Indonesian film director (born 1990)

Febian Nurrahman Saktinegara (born 1990) is an Indonesian film director known for specialising in time-lapse photography and non-narrative films.

==Biography==
He was born in Jakarta in 1990 and went to SMA 28 Jakarta High School. Later on, he joined ITB (Institute Technology of Bandung) and studied at the Department of Arts and Design.

==Early works==
His earlier short films have received industry recognition and include:

- Shortlisted film and nominee at "SBM Golden Lens", Erasmus Huis, Jakarta.
- Special artist at "2011 ASEAN-Korea Multimedia Competition", Gallery LOOP, Korea.
- "Bazaar Art 2011", GF Pacific Place, Jakarta.
- "Sinemars", Blitz Megaplex, PVJ, Bandung.
- "Voice Of Young Indonesian Filmmakers", @America, Pacific Place, Jakarta.
- Marion Bloem's Vrijheid-Freedom-Libertad project

His short film Merangkum Jakarta (a Journey Through Jakarta), is described as a summary of Jakarta with its video divided into 4 parts; Dynamic, "Jakarta-on-the-go", Light and Building (Timelapse Journey through Jakarta), Playground and Human.

==Current projects==
He began work on the film Epic Java, in late 2011. It expanded on themes in his earlier works.

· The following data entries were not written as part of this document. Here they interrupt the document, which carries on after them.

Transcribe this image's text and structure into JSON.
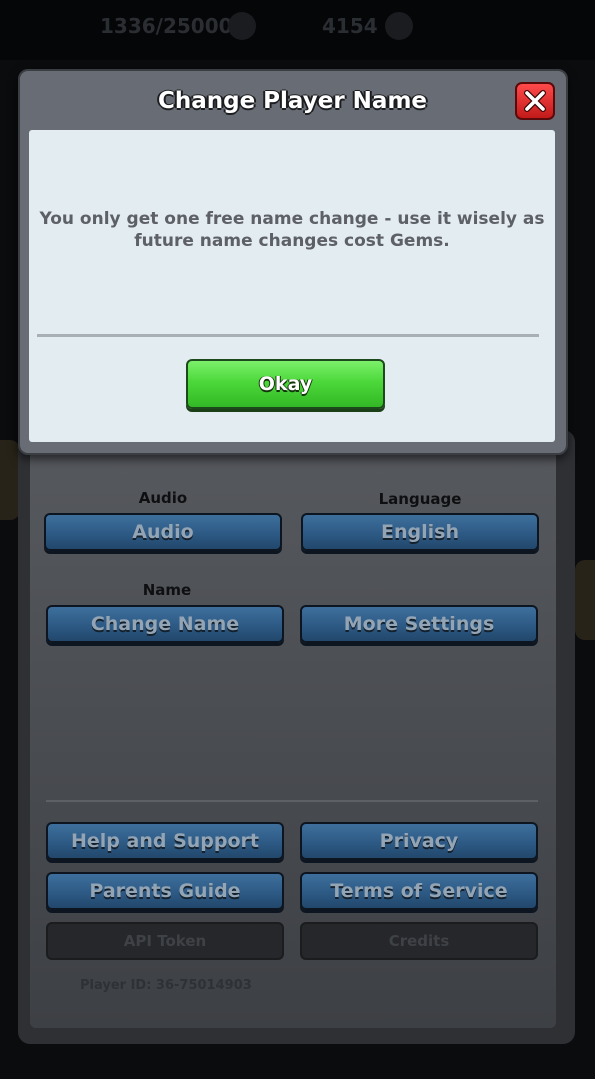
{
  "topbar": {
    "progress_text": "1336/25000",
    "gem_count": "4154"
  },
  "modal": {
    "title": "Change Player Name",
    "message": "You only get one free name change - use it wisely as future name changes cost Gems.",
    "okay_label": "Okay",
    "close_icon": "close-x-icon"
  },
  "settings": {
    "audio_label": "Audio",
    "audio_button": "Audio",
    "language_label": "Language",
    "language_button": "English",
    "name_label": "Name",
    "change_name_button": "Change Name",
    "more_settings_button": "More Settings",
    "help_button": "Help and Support",
    "privacy_button": "Privacy",
    "parents_guide_button": "Parents Guide",
    "terms_button": "Terms of Service",
    "api_token_button": "API Token",
    "credits_button": "Credits",
    "player_id": "Player ID: 36-75014903"
  },
  "colors": {
    "okay_green": "#4cd83a",
    "close_red": "#e32a2a",
    "settings_blue": "#2d5a85",
    "modal_bg": "#e3ecf0"
  }
}
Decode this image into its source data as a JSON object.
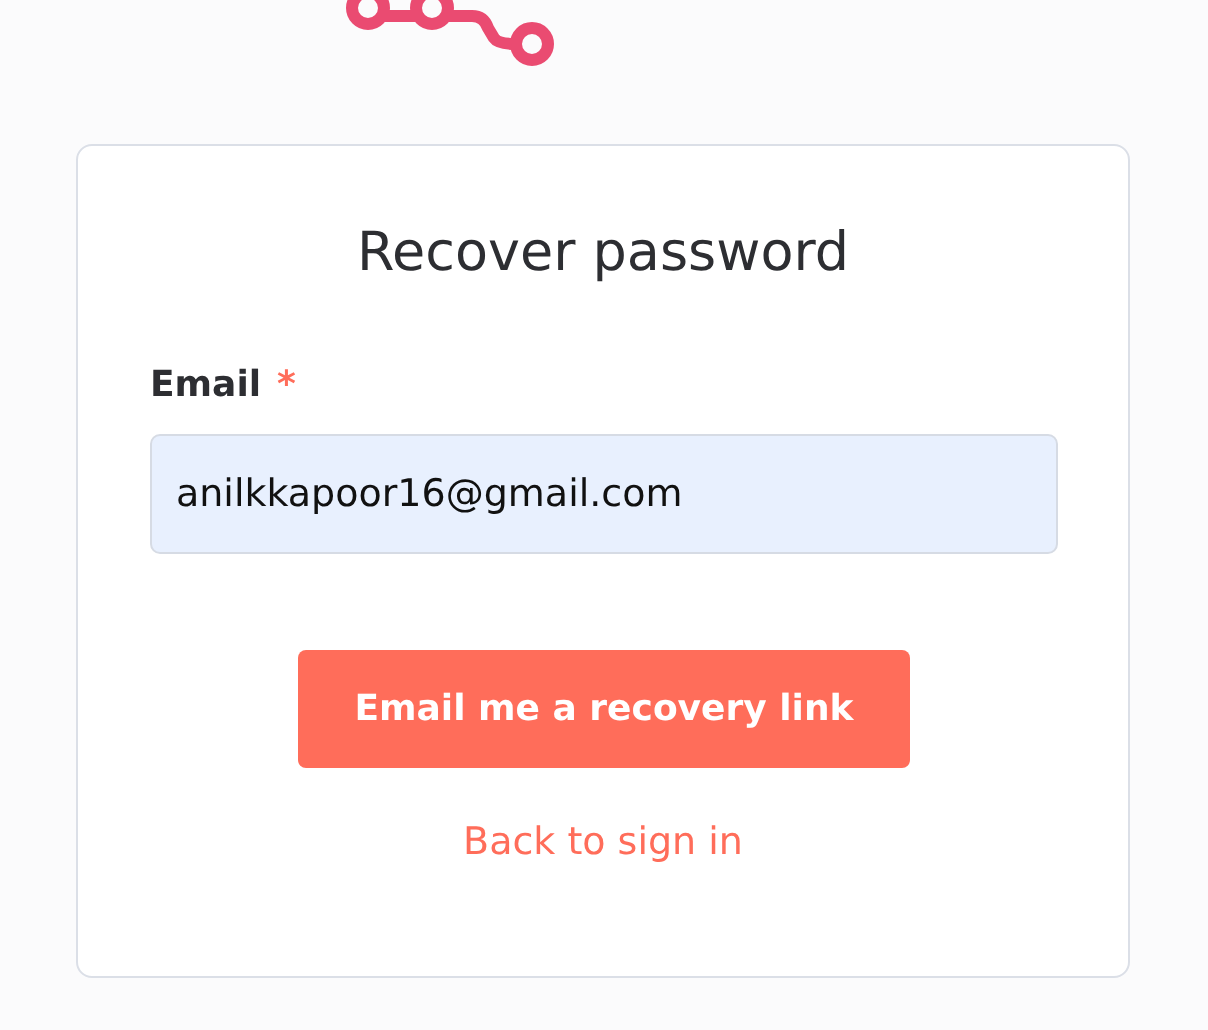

It is a 30-minute non-narrative film that focuses on the mountainous region in West Java, Indonesia.
As the director, he explores and records the amazing moments that occur from East to West Java using DSLR cameras with time-lapse photography and slowmotion. The footage was shot with a Canon 5D Mark II and a Canon 550D. Two teaser clips have been uploaded on YouTube and Vimeo, with discussions in various social media. Epic Java was one of the video opener at the opening of Financial Inclusion activities Week / Indonesia Banking Expo (IBEX) 2012 which was opened by Indonesian Vice President Boediono.

This project is following in the footsteps of other independent films in Indonesia and is raising funds using a crowdfunding platform for the creative industry in Indonesia, WUJUDKAN. Production of the film Epic Java cost Rp 50 million.